Distributed systems run computation across multiple networked machines that coordinate to behave as one coherent system.

Distributed systems run computation across multiple machines that communicate over a network to present a unified interface. Your web app is already a distributed system: client, server, database, cache, queue - each component can fail independently, and the network between them is unreliable.

The core difficulty is that messages can be delayed, duplicated, or lost. Machines crash and restart. Clocks drift between nodes. Two nodes can hold inconsistent views of the world at the same instant. Most backend complexity traces back to these constraints.

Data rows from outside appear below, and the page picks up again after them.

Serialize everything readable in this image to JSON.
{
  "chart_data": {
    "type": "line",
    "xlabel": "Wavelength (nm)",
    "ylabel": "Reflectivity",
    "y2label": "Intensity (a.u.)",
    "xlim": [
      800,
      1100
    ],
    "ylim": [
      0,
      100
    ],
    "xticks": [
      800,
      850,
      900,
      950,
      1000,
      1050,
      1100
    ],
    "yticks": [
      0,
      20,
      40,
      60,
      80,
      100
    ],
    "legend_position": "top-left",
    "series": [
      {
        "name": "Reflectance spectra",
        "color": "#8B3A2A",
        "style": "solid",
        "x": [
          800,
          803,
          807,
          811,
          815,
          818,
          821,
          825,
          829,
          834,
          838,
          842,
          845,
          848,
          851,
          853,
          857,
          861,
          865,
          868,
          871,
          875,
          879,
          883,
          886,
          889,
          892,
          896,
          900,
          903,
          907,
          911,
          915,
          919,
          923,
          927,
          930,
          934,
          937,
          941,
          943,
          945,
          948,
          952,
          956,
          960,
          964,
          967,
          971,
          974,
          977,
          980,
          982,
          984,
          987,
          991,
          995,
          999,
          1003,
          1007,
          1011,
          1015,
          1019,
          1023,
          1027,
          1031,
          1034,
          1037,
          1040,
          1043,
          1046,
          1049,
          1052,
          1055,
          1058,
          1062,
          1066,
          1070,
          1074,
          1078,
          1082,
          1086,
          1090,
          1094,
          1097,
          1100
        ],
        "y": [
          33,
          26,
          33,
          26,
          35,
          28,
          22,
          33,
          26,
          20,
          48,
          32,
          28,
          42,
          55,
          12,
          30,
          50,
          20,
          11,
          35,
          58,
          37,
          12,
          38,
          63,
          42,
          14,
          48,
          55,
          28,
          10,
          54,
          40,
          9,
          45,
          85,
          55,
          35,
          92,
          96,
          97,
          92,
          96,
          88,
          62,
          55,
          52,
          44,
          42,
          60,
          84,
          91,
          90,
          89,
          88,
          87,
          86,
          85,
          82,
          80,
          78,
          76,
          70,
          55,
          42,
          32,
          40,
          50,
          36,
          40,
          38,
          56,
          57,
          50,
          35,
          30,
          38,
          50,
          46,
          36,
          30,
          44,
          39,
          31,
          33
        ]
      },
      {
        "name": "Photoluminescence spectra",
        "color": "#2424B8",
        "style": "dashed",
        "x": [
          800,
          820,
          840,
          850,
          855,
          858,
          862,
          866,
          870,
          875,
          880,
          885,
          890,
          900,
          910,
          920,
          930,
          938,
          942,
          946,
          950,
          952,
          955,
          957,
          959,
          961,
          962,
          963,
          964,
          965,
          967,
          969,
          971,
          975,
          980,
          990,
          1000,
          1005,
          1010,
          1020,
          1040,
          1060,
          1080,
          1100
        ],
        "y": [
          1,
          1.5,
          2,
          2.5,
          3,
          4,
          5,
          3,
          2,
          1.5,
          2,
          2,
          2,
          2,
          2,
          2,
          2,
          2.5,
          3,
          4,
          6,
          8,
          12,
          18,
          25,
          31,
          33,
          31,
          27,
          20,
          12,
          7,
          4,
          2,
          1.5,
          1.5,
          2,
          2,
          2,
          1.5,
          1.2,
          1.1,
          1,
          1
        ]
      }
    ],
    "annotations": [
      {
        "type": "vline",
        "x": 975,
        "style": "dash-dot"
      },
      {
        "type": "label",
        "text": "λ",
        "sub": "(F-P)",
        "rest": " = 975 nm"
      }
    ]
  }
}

Why it matters in Engineering: Every senior engineer makes decisions shaped by distributed systems fundamentals - even when not building infrastructure. When is it safe to retry? How do you design for partial failure? When does eventual consistency cause product bugs? These questions surface constantly in API design, database choices, and service architecture.

Core Concepts

CAP Theorem
A distributed system can only guarantee two of three properties: Consistency, Availability, Partition tolerance. Since network partitions are inevitable, you are really choosing between consistency and availability during a failure.

Eventual Consistency
Nodes may temporarily hold different views of data but converge to the same state over time. Many distributed databases - DynamoDB, Cassandra - are eventually consistent by default.

Consensus
Getting multiple nodes to agree on a value or event sequence. Protocols like Raft and Paxos solve this. Kubernetes uses etcd (Raft-based) for its control plane.

Idempotency
Operations that can be retried without side effects. Critical when designing APIs and message handlers in any distributed context.

Observability
Distributed failures are hard to debug without structured logs, metrics, and traces. See Observability for how these tools work together.